Recensione libro - L'amico ritrovato

L’amico Ritrovato, parzialmente ispirato alla storia dell’autore Fred Uhlman, racconta dell’intensa amicizia vissuta a Stoccarda, in Germania, da Hans Schwarz, figlio di un apprezzato medico ebreo, e Konradin von Hohenfels, discendente di una storica famiglia aristocratica tedesca. I ragazzi sono uniti dalle stesse passioni per l’arte, la musica, la poesia, il teatro e passano lunghi pomeriggi a parlarne. Il loro rapporto sarà però spezzato dagli sviluppi storici avvenuti in Germania nell’epoca. Parliamo, in particolare, della diffusione di pregiudizi sempre più toccanti nei confronti degli ebrei e il potere conquistato dai nazisti. La stessa famiglia di Konradin sostiene gli ideali nazisti e anche il ragazzo confessa di provare ammirazione per la figura politica di Hitler.
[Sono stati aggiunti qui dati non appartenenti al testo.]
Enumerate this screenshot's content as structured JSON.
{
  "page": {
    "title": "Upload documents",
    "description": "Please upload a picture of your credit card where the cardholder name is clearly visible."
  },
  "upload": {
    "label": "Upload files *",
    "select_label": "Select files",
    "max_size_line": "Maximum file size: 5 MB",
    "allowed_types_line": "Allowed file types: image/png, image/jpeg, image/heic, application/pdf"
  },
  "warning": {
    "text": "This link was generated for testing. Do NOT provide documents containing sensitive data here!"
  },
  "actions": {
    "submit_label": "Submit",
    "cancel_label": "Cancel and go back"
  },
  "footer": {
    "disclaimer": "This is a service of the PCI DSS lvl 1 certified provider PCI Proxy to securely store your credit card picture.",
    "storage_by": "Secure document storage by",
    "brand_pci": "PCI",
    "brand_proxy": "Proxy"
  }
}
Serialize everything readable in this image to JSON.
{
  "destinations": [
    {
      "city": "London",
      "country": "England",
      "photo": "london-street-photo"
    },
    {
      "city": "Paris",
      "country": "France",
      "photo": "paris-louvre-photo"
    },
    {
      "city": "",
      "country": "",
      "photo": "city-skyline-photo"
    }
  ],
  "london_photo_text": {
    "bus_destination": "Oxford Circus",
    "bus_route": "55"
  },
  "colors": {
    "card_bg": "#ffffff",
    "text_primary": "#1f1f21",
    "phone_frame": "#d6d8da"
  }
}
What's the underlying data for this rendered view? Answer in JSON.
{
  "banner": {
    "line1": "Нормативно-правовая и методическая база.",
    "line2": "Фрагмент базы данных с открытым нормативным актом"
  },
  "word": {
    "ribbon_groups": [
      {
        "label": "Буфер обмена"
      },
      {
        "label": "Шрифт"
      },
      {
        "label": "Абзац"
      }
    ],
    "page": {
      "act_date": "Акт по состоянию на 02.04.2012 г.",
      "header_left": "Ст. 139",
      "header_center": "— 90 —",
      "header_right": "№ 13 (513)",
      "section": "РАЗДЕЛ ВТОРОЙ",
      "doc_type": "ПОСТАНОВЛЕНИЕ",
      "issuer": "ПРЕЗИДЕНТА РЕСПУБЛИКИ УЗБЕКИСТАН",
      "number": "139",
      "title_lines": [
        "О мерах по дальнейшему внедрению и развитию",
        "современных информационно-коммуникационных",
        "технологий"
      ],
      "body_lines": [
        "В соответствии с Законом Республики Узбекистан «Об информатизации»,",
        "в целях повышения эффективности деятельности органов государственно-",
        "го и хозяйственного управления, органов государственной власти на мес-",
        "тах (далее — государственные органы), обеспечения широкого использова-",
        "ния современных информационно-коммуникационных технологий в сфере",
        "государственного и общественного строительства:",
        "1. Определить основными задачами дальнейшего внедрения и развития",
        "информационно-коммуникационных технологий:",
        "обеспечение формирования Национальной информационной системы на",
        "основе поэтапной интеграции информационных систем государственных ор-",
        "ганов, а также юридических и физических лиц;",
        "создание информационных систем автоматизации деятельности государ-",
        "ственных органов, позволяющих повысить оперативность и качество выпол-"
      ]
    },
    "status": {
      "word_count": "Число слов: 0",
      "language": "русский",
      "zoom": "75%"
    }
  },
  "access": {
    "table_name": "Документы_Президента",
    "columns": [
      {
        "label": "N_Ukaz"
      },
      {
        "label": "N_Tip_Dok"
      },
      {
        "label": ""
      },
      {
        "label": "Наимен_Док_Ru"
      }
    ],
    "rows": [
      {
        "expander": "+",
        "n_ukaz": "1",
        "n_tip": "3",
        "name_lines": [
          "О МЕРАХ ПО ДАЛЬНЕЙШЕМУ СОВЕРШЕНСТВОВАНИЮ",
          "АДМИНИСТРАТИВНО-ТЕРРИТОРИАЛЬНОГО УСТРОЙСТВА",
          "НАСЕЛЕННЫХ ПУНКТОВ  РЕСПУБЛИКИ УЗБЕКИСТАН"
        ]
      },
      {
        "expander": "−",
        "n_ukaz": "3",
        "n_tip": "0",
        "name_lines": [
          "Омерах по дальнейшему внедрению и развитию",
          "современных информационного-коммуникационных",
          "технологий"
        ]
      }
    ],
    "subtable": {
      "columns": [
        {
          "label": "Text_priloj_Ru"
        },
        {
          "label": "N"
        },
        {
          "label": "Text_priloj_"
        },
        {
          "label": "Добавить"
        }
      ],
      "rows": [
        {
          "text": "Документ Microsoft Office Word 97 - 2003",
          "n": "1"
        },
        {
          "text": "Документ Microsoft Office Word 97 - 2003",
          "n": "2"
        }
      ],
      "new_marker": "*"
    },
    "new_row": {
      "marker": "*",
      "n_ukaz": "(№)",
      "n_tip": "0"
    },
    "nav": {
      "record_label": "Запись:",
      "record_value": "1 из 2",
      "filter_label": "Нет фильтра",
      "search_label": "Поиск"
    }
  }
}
Con lo scoppio ufficiale della Seconda Guerra Mondiale, Hans lascia il paese e viene mandato in America a casa degli zii. Un colpo di scena riguardante la morte di Konradin costituisce il finale del racconto e darà ragione del titolo del libro. La lettura è breve e la trama non troppo articolata. Il linguaggio è semplice e caratterizzato da un registro informale. Il libro è quindi consigliato ad un ampio pubblico, intenzionato ad approfondire diverse tematiche legate tra loro all’interno di uno specifico contesto storico, quali l’ascesa di Hitler, gli ideali politici del nazismo, l’olocausto e semplicemente la storia di una grande amicizia.